A/B Test: Structuring Experiments | Turbine Games Consulting

About our articles and guides

In our work on 100+ games with 80+ game teams, there are some challenges that we encounter again and again. Over time, our experiences naturally evolve into generalizable best-practices.

In these articles, I attempt to document these best-practices and make them available to everyone!, not just the few core clients that we serve.

(Above: How we think about these articles. Let us know which topics most interest you!)

About this article

The focus of THIS article series will be Split-Testing (also known as A/B Testing), in service of KPI improvement for live, mobile free-to-play games.
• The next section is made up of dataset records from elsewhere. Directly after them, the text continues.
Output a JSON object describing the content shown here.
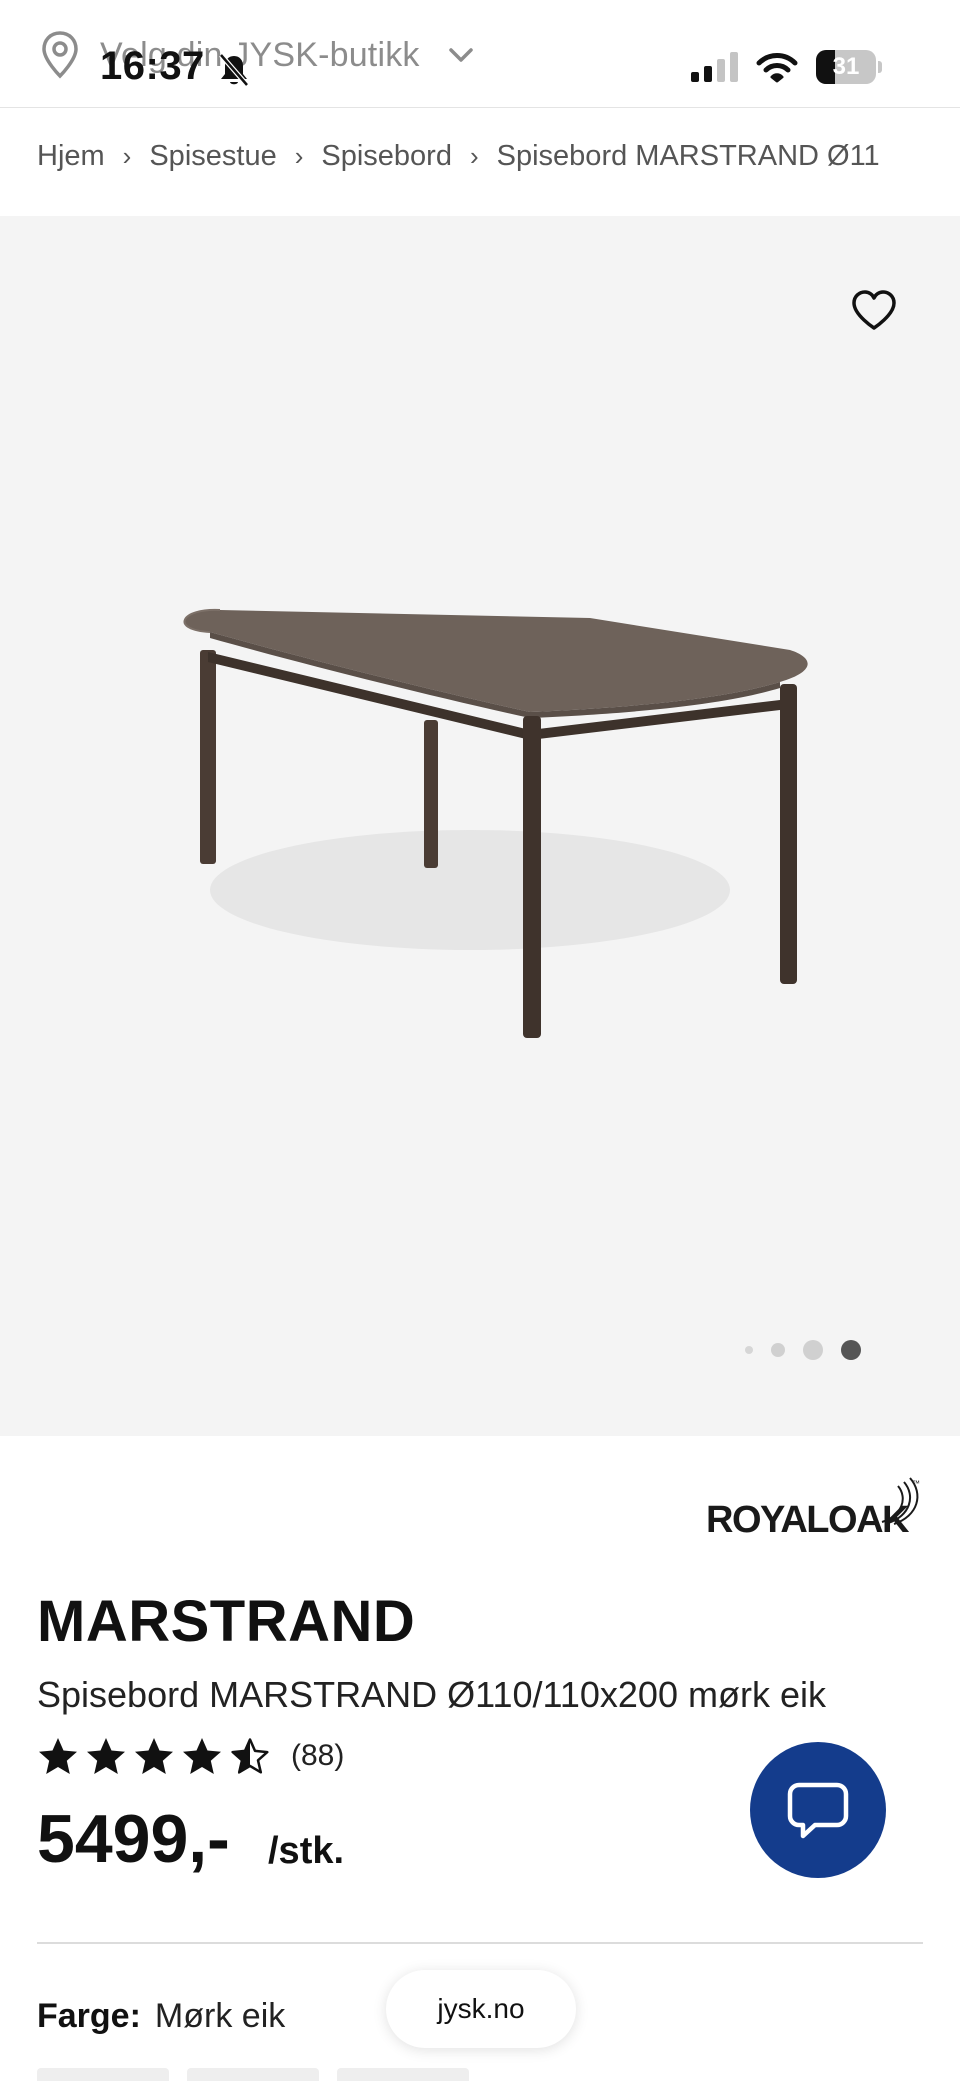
{
  "status_bar": {
    "time": "16:37",
    "battery": "31",
    "battery_level": 0.31
  },
  "header": {
    "store_label": "Velg din JYSK-butikk"
  },
  "breadcrumb": {
    "items": [
      "Hjem",
      "Spisestue",
      "Spisebord",
      "Spisebord MARSTRAND Ø11"
    ],
    "separator": "›"
  },
  "gallery": {
    "active_index": 3,
    "total": 4
  },
  "product": {
    "brand": "ROYALOAK",
    "brand_tm": "™",
    "name": "MARSTRAND",
    "subtitle": "Spisebord MARSTRAND Ø110/110x200 mørk eik",
    "rating": 4.5,
    "review_count": "(88)",
    "price": "5499,-",
    "unit": "/stk."
  },
  "options": {
    "color_label": "Farge:",
    "color_value": "Mørk eik"
  },
  "browser": {
    "url": "jysk.no"
  },
  "colors": {
    "accent": "#143c8c",
    "gallery_bg": "#f4f4f4",
    "table_wood": "#6e625a"
  },
  "icons": [
    "location-pin-icon",
    "chevron-down-icon",
    "bell-slash-icon",
    "signal-icon",
    "wifi-icon",
    "battery-icon",
    "heart-icon",
    "star-icon",
    "chat-bubble-icon"
  ]
}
As with many specialized topics, split-testing is covered in countless articles and guides at a superficial level, but in-depth coverage of the topic is surprisingly scant. Most in-depth articles seem to cater to online marketers and conversion rate optimization for landing pages or ads. Compared to conversion testing, mobile game feature testing is typically more complex, has different pitfalls and requires a different approach. That approach is the focus of this article series. This article series is written for mobile game product leaders, and should help empower them to split-test product changes in any area of interest: features, tuning, pricing, art, merchandising, and UI/UX.

This is not light reading material. This article will likely bore most to tears 😭, save for the relatively few, fellow mobile game product managers out there.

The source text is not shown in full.